CCK argued on Thursday morning in a position paper that a letter ordering it not to cut the rates lacks authority according to the new constitution as it was written by the President’s private secretary Nick Wanjohi.
The letter instructed the CCK to suspend any reduction in MTR – the rate mobile networks charge each other for calls terminating in their systems from rival networks – until an impact study had been completed and presented to the president.
The regulator is now expected to announce a reduction in the MTR as planned, from Sh2.21 to Sh1.44 or Sh1.60.
The position paper, quoted in Business Daily, said that the president’s instruction cannot be effected as it breaches Article 135 of the Constitution, which states “a decision of the President in the performance of any function of the President under the Constitution shall be in writing and shall bear the seal and the signature of the President.”

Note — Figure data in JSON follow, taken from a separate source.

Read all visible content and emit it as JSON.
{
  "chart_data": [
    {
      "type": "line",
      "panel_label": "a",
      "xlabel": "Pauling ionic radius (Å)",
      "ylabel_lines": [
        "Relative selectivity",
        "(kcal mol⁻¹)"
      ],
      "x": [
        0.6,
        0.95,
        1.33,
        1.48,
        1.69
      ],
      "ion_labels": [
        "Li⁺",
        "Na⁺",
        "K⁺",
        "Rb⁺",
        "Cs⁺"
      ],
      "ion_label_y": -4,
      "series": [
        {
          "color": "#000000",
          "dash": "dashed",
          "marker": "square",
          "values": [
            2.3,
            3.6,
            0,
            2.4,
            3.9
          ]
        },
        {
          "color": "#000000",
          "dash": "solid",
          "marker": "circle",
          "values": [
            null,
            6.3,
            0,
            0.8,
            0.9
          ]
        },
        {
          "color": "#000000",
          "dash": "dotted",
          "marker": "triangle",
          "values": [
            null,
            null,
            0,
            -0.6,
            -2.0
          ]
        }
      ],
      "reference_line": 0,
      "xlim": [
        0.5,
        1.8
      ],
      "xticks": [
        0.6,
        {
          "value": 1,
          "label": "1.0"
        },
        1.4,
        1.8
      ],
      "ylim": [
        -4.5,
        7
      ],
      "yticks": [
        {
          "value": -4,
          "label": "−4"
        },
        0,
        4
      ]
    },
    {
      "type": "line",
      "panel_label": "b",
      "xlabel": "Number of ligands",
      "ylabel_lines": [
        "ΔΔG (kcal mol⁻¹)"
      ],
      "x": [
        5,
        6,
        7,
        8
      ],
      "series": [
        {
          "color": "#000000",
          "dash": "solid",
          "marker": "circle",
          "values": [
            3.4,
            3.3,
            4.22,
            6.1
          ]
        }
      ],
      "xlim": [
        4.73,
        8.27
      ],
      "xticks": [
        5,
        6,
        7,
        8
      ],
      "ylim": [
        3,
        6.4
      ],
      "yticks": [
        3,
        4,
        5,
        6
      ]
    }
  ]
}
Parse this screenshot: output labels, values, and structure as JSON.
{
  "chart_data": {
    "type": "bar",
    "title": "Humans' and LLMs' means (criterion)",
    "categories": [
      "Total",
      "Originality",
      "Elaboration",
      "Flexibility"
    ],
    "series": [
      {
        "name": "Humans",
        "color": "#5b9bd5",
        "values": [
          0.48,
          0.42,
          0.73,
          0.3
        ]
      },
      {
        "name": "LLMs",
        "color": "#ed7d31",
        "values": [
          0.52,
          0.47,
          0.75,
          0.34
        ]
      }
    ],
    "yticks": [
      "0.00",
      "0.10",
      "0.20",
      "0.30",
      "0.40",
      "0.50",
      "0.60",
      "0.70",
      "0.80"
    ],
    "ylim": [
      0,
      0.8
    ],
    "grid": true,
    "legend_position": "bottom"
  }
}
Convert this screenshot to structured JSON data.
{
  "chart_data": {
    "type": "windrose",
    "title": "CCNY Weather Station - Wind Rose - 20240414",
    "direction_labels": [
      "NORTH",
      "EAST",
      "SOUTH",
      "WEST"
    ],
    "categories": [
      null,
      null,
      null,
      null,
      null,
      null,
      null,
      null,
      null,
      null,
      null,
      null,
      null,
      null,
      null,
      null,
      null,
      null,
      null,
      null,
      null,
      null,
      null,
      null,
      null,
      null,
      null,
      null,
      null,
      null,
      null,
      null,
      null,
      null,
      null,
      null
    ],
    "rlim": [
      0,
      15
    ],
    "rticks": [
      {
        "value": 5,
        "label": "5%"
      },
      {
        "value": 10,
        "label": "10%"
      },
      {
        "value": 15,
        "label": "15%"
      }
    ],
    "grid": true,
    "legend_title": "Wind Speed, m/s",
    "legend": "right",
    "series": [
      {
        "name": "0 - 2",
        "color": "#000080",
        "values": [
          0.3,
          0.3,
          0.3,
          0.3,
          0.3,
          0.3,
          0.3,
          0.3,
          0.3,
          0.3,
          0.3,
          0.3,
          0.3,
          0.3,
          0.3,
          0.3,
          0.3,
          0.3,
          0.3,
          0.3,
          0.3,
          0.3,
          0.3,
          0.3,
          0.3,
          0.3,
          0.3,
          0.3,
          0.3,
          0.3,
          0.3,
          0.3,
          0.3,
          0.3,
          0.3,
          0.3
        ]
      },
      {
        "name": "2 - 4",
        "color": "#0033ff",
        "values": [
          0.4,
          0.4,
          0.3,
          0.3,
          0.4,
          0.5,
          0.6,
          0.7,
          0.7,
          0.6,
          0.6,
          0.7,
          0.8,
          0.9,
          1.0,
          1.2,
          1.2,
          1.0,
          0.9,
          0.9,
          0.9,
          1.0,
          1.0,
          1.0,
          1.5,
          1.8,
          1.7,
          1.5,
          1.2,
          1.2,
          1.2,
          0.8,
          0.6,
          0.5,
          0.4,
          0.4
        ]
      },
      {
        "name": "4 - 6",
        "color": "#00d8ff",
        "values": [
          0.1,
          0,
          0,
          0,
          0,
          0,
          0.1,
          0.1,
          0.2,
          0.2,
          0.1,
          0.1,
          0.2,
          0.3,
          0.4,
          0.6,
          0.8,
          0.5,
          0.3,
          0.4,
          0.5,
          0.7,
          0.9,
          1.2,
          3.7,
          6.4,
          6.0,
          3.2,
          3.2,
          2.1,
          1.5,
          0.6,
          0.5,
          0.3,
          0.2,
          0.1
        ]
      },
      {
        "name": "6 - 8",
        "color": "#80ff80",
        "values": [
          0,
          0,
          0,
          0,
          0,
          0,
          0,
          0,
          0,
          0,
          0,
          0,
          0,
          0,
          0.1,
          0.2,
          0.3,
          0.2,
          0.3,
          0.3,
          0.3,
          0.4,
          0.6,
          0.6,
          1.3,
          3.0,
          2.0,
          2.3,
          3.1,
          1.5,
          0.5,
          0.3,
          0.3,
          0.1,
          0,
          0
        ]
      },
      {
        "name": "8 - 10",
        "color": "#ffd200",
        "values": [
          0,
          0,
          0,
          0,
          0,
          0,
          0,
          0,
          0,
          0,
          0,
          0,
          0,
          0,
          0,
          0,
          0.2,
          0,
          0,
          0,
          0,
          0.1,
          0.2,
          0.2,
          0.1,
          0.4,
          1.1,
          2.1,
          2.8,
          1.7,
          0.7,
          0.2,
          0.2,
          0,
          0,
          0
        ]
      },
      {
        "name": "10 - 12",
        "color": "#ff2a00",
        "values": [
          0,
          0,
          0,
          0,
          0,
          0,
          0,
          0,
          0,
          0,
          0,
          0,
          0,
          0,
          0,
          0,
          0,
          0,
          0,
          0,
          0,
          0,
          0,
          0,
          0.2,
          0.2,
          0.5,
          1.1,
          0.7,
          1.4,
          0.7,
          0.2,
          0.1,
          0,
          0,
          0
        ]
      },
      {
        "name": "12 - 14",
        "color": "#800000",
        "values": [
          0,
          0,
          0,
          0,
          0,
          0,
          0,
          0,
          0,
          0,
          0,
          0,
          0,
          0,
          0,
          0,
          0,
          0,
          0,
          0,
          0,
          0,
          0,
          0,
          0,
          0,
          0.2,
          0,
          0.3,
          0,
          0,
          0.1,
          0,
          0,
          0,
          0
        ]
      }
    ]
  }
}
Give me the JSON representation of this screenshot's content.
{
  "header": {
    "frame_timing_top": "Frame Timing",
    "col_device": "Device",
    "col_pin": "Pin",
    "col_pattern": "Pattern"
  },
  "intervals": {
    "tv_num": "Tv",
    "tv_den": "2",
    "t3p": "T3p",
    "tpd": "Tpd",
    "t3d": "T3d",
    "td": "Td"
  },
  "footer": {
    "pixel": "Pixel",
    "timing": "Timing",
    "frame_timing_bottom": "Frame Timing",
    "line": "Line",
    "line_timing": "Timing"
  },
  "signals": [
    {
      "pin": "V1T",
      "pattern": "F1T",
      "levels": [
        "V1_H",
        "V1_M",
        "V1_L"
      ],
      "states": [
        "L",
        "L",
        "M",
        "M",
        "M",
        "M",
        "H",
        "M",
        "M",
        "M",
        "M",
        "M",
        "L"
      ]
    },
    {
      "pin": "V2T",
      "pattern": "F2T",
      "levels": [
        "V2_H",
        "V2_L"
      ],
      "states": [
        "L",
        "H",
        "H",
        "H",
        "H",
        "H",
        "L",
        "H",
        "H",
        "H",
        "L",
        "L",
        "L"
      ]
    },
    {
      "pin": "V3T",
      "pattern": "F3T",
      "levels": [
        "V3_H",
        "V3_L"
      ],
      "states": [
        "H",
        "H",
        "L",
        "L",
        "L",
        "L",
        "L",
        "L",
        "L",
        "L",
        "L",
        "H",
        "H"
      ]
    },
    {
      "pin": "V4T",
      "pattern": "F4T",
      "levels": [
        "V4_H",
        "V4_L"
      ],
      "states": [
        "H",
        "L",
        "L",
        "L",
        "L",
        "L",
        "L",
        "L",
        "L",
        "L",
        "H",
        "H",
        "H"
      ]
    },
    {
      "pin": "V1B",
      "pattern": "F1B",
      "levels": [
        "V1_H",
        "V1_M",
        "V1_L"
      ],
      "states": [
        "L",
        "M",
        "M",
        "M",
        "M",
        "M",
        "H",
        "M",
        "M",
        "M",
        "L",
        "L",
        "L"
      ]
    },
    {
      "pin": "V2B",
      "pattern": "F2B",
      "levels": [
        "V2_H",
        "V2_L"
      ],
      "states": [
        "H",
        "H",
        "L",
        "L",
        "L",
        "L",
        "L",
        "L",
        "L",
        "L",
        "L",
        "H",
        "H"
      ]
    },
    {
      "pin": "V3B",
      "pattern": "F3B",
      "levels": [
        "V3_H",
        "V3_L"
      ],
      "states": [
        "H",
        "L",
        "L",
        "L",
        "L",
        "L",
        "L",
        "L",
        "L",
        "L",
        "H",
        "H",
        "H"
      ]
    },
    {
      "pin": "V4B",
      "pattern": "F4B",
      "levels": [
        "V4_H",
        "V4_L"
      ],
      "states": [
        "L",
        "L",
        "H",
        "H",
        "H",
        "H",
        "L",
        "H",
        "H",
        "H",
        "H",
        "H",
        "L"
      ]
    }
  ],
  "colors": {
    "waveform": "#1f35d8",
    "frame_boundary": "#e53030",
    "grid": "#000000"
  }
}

The CCK argued that it is against the law for the Executive to interfere in its operations and against its autonomy as provided for by law.
“The letter seems to take away the statutory independence of the commission in undertaking its functions as expressed in clause 5B of the Kenya Information and Communications Act Cap 411A,” the paper stated.
The MTR debate has rumbled on for two years and been divisive. Safaricom, the leading telco in Kenya with over 20 million subscribers, argues that a further reduction in the MTR does not make business sense and will make running telcos expensive and in the end affect the consumer through poor services. Orange Telecom has the same view, while Airtel and Essar think the rates should be reduced.
The Kenya Institute for Public Policy Research Analysis (Kippra) has reported that lower termination rates boosted the telcos revenues, increased their subscribers, increased traffic and also aided mobile penetration, perhaps supporting the views of the CCK, Airtel and Essar.